Hey Mama, I Think The Gringos Are Hungry

Hey Mama, I Think The Gringos Are Hungry

“Hola Mama, Creo que los gringos tienen hambre”

By Kim Morrison


When I was a teenager many years ago, my family decided that we would get out of the cold weather of upstate New York and travel to Florida in the winter and comeback in the spring. My father sold everything and bought a travel trailer. At that time, we had started to do flea markets along the way to finance our trips back and forth and it seemed to be working, but the thirty-one-foot Rolls International travel trailer proved costly to move down the road and not very convenient for the purpose of setting up and selling at flea markets, so my father sold the travel trailer. We liked traveling down to Florida in the winter, but we wanted to see more of the country and since one of my uncles and his family moved to Arizona we thought we would get something that might possibly make a trip or two across the country. Unfortunately, my family never had much money, so my father, a man of many ideas, who liked to drive and could drive anything got the idea of getting a bus and converting into a camper. The first bus of two my father and I converted into a camper was an old 1960’s model blue Ford school bus. It ran like a champ after our mechanic did some repairs and modifications on it, and it wound up working out well for us because we made several trips down to Florida, out to Arizona, and that old bus even got us out to San Diego, California once.

I reflect on those times now and can say that they were exciting and fun in many ways and quite honestly a learning experience like no other that very few will ever know or understand. However, the trips were not always easy, sometimes we did not make much money at the flea markets we stopped at, so we had to augment our plans a bit and make stops at flea markets we had never been to before. On one trip to Arizona, we left Pensacola, Florida without much money because the flea markets there were awful money wise. However, we had a lot of stuff to sell and quite a few cypress clocks that we were not sure would sell in other parts of the country, but we figured we could at least get to Texas with what we had and hopefully make some money there to continue our journey to Tucson, Arizona. Unfortunately, we had issues with the bus along the way that cost us a little of the money we made, and the weather was not working in our favor, but despite it all we did manage to make it to San Antonio, Texas. When we got there, we had just enough to pay the flea market space rent, so for all intents and purposes we were flat broke, had very little to eat the night before, and had to make money at this little rundown indoor market to not only continue our trip, but to be able to eat the next day. It would be a gross understatement to say that we were nervous about what the next day would bring. We were in a strange place, at a flea market we had never worked before knowing that we never did as well when we setup at indoor markets, a little hungry and knew we would be even more hungry the next day if we did not make any money, but we did have a package of Top Tobacco which always came with rolling papers that we rolled into cigarettes. I am not sure whether rolling them or smoking them eased our tension more, but in either event it seemed to help.

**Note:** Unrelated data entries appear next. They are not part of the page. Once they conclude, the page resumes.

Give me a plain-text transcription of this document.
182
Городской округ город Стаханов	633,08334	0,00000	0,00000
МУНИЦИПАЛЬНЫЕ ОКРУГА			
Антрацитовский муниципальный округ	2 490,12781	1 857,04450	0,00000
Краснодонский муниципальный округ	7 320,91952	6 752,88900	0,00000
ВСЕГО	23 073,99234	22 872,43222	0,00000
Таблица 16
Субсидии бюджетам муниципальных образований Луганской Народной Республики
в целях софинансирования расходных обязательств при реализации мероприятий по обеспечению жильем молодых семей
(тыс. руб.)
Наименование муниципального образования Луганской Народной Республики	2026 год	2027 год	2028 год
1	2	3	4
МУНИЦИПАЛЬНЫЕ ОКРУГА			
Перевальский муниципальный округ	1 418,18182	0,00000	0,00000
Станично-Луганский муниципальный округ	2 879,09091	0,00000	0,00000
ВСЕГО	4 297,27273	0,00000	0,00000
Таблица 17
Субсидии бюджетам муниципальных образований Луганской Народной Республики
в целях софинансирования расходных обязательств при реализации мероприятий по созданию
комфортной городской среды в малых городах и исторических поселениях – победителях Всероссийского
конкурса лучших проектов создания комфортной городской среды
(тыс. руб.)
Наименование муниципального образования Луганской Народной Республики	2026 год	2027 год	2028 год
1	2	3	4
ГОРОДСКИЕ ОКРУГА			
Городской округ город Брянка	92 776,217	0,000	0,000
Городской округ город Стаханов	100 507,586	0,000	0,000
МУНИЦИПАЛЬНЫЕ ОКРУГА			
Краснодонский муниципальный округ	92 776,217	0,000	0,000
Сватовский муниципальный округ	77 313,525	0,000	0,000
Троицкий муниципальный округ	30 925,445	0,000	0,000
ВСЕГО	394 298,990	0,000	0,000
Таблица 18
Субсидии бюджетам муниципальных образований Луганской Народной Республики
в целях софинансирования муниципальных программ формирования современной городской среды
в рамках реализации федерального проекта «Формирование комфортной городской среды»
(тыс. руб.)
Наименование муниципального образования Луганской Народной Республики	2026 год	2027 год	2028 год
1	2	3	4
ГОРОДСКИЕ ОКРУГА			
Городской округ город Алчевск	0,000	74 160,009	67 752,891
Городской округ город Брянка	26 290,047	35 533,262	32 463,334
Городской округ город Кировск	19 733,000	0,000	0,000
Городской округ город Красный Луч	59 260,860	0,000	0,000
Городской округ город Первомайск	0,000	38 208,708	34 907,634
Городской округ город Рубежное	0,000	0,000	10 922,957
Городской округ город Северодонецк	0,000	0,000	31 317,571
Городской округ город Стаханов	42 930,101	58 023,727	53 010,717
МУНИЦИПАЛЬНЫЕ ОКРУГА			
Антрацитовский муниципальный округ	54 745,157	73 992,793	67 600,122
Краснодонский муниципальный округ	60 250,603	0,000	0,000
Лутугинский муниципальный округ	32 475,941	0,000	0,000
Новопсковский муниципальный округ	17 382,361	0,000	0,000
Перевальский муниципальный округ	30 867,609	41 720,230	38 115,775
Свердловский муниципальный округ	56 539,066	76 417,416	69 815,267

The next morning, we carried our stuff into the flea market and began setting up our tables with the hope of having a good sale day.  Everybody in the place seem to be able speak Spanish, but us which was not unusual when you consider where we were. The people setup next to us with mostly used items were a very friendly Mexican family that could speak no English at all. We did not know whether they were legal or illegal immigrants and quite frankly it did not matter to us because we were all there for the same reason and that was to make some money. Our Mexican neighbors were cooking something on an electric hot plate that smelled so good that it was making me hungrier than I already was, but the best we could relay to them through gesture is that what they were cooking smelled good. After we got all our stuff setup and already begun our day, one of the children of our Mexican neighbors again through gesture held out and offered us a few breakfast tacos they had made. We assumed they were breakfast tacos because it was still breakfast time. We gladly accepted because by that time we were hungry and still had not sold anything. We thanked them numerous times and wondered if they did not somehow know or could tell that we were hungry because we did hear the word gringos a few times. However, this kind gesture from folks that could not understand us any better than we could understand them came as shock. These simple tacos were made of refried beans with bits of fried egg and bacon wrapped in a soft tortilla shell, but still to this day they were the best damn tacos I have ever had because they were the result of a pure act of kindness from strangers who could not speak our language, but somehow knew that we were hungry.

We did not make much money that day, but we were not hungry anymore and in better spirits thanks to an overt act of kindness shown to us by strangers who spoke a different language from us. We did make enough to eat later and the next day the cypress clocks we brought from Florida that we thought might not sell anywhere else took off and we wound up selling most of them right there the next day and made enough money to continue our trip to Arizona where we wound up selling the rest of them. We never returned to San Antonio, Texas, but my family and I never forgot that a single act of kindness by strangers, a gesture that transcended both cultural and language barriers, an act of goodwill that clearly illustrates that good people do come in all colors, shapes, sizes, ethnicities, and faiths. Yes, mama the gringos were hungry that day and sometimes a simple breakfast taco is far, far more than just what is under the tortilla shell.